Like many things in British politics, the job of the official U.K. election artist is a bit make-it-up-as-you-go. Dreamed up by the maverick former sports minister Tony Banks, in the early two-thousands, the post was one of the feel-good innovations of Tony Blair’s first term in office. “It just occurred to me that we have war artists, so why not have an election artist?” Banks said at the time. Each election cycle, an artist joins politicians, pundits, and news photographers on the campaign trail and produces his or her own interpretation of events. The only requirement is that the artists betray no political bias and that, upon completion, the works they create go on display in the Houses of Parliament. The painter Jonathan Yeo, the first artist appointed, in 2001, produced respectful oil portraits of Blair and his rival party leaders. Most recently, in 2015, the illustrator Adam Dant made a fantastical pen-and-ink drawing, “The Government Stable,” which crowded many of the events that he’d witnessed in the course of the campaign onto a single “Where’s Waldo?”-ish canvas more than six feet wide.

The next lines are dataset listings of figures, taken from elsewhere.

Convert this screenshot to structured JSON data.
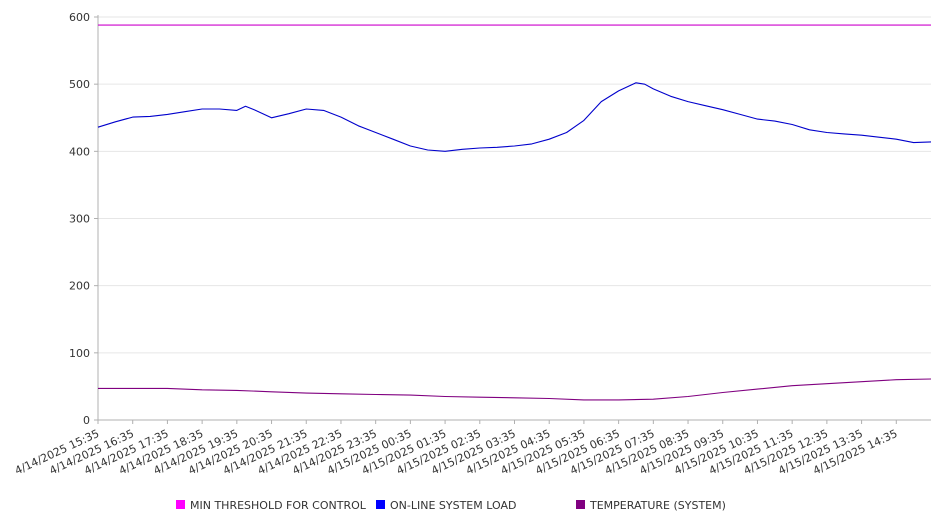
{
  "chart_data": {
    "type": "line",
    "title": "",
    "xlabel": "",
    "ylabel": "",
    "ylim": [
      0,
      600
    ],
    "yticks": [
      0,
      100,
      200,
      300,
      400,
      500,
      600
    ],
    "x_tick_labels": [
      "4/14/2025 15:35",
      "4/14/2025 16:35",
      "4/14/2025 17:35",
      "4/14/2025 18:35",
      "4/14/2025 19:35",
      "4/14/2025 20:35",
      "4/14/2025 21:35",
      "4/14/2025 22:35",
      "4/14/2025 23:35",
      "4/15/2025 00:35",
      "4/15/2025 01:35",
      "4/15/2025 02:35",
      "4/15/2025 03:35",
      "4/15/2025 04:35",
      "4/15/2025 05:35",
      "4/15/2025 06:35",
      "4/15/2025 07:35",
      "4/15/2025 08:35",
      "4/15/2025 09:35",
      "4/15/2025 10:35",
      "4/15/2025 11:35",
      "4/15/2025 12:35",
      "4/15/2025 13:35",
      "4/15/2025 14:35"
    ],
    "x_range": [
      "4/14/2025 15:35",
      "4/15/2025 15:35"
    ],
    "grid": "horizontal",
    "legend_position": "bottom",
    "series": [
      {
        "name": "MIN THRESHOLD FOR CONTROL",
        "color": "#cc00cc",
        "legend_color": "#ff00ff",
        "x": [
          "4/14/2025 15:35",
          "4/15/2025 15:35"
        ],
        "values": [
          588,
          588
        ]
      },
      {
        "name": "ON-LINE SYSTEM LOAD",
        "color": "#0000cc",
        "legend_color": "#0000ff",
        "x": [
          "4/14/2025 15:35",
          "4/14/2025 16:05",
          "4/14/2025 16:35",
          "4/14/2025 17:05",
          "4/14/2025 17:35",
          "4/14/2025 18:05",
          "4/14/2025 18:35",
          "4/14/2025 19:05",
          "4/14/2025 19:35",
          "4/14/2025 19:50",
          "4/14/2025 20:05",
          "4/14/2025 20:35",
          "4/14/2025 21:05",
          "4/14/2025 21:35",
          "4/14/2025 22:05",
          "4/14/2025 22:35",
          "4/14/2025 23:05",
          "4/14/2025 23:35",
          "4/15/2025 00:05",
          "4/15/2025 00:35",
          "4/15/2025 01:05",
          "4/15/2025 01:35",
          "4/15/2025 02:05",
          "4/15/2025 02:35",
          "4/15/2025 03:05",
          "4/15/2025 03:35",
          "4/15/2025 04:05",
          "4/15/2025 04:35",
          "4/15/2025 05:05",
          "4/15/2025 05:35",
          "4/15/2025 06:05",
          "4/15/2025 06:35",
          "4/15/2025 07:05",
          "4/15/2025 07:20",
          "4/15/2025 07:35",
          "4/15/2025 08:05",
          "4/15/2025 08:35",
          "4/15/2025 09:05",
          "4/15/2025 09:35",
          "4/15/2025 10:05",
          "4/15/2025 10:35",
          "4/15/2025 11:05",
          "4/15/2025 11:35",
          "4/15/2025 12:05",
          "4/15/2025 12:35",
          "4/15/2025 13:05",
          "4/15/2025 13:35",
          "4/15/2025 14:05",
          "4/15/2025 14:35",
          "4/15/2025 15:05",
          "4/15/2025 15:35"
        ],
        "values": [
          436,
          444,
          451,
          452,
          455,
          459,
          463,
          463,
          461,
          467,
          462,
          450,
          456,
          463,
          461,
          451,
          438,
          428,
          418,
          408,
          402,
          400,
          403,
          405,
          406,
          408,
          411,
          418,
          428,
          446,
          474,
          490,
          502,
          500,
          493,
          482,
          474,
          468,
          462,
          455,
          448,
          445,
          440,
          432,
          428,
          426,
          424,
          421,
          418,
          413,
          414
        ]
      },
      {
        "name": "TEMPERATURE (SYSTEM)",
        "color": "#800080",
        "legend_color": "#800080",
        "x": [
          "4/14/2025 15:35",
          "4/14/2025 16:35",
          "4/14/2025 17:35",
          "4/14/2025 18:35",
          "4/14/2025 19:35",
          "4/14/2025 20:35",
          "4/14/2025 21:35",
          "4/14/2025 22:35",
          "4/14/2025 23:35",
          "4/15/2025 00:35",
          "4/15/2025 01:35",
          "4/15/2025 02:35",
          "4/15/2025 03:35",
          "4/15/2025 04:35",
          "4/15/2025 05:35",
          "4/15/2025 06:35",
          "4/15/2025 07:35",
          "4/15/2025 08:35",
          "4/15/2025 09:35",
          "4/15/2025 10:35",
          "4/15/2025 11:35",
          "4/15/2025 12:35",
          "4/15/2025 13:35",
          "4/15/2025 14:35",
          "4/15/2025 15:35"
        ],
        "values": [
          47,
          47,
          47,
          45,
          44,
          42,
          40,
          39,
          38,
          37,
          35,
          34,
          33,
          32,
          30,
          30,
          31,
          35,
          41,
          46,
          51,
          54,
          57,
          60,
          61
        ]
      }
    ]
  }
}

This year’s appointee, Cornelia Parker, is the first conceptual artist to take up the role, and the first woman. She is also, by some margin, more famous than previous incumbents. Since hitting the campaign trail, in early May, she has become a news item in her own right, often glimpsed with her own TV crew in tow. “It’s all very meta,” she told me recently.

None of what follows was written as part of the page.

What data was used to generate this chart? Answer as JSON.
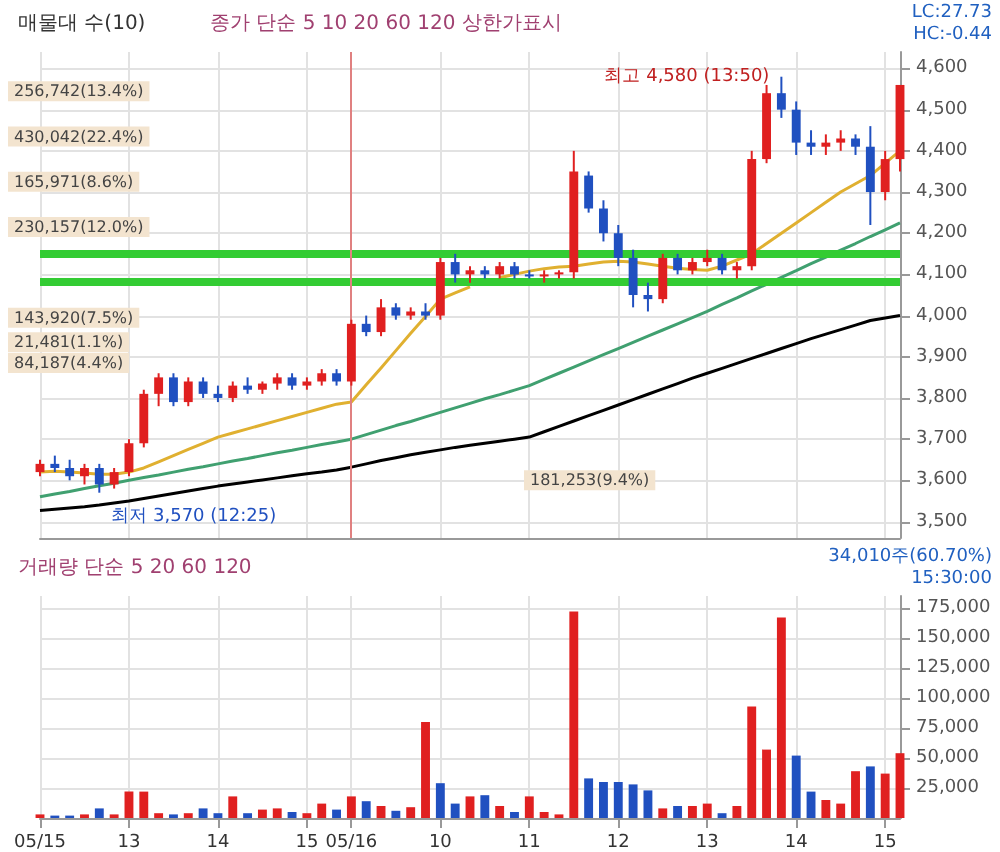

Parker, who is known for creating quizzical and sometimes surreal installations, explained that she’d been considering the role since the 2015 election. At the time, her other commitments—which included working on a life-size imitation of the house from Hitchcock’s “Psycho,” which was displayed on the roof of the Met Museum in 2016—got in the way. But this year, when the election was called, just after Easter, the parliamentary committee on the arts got back in touch. This time, Parker said yes.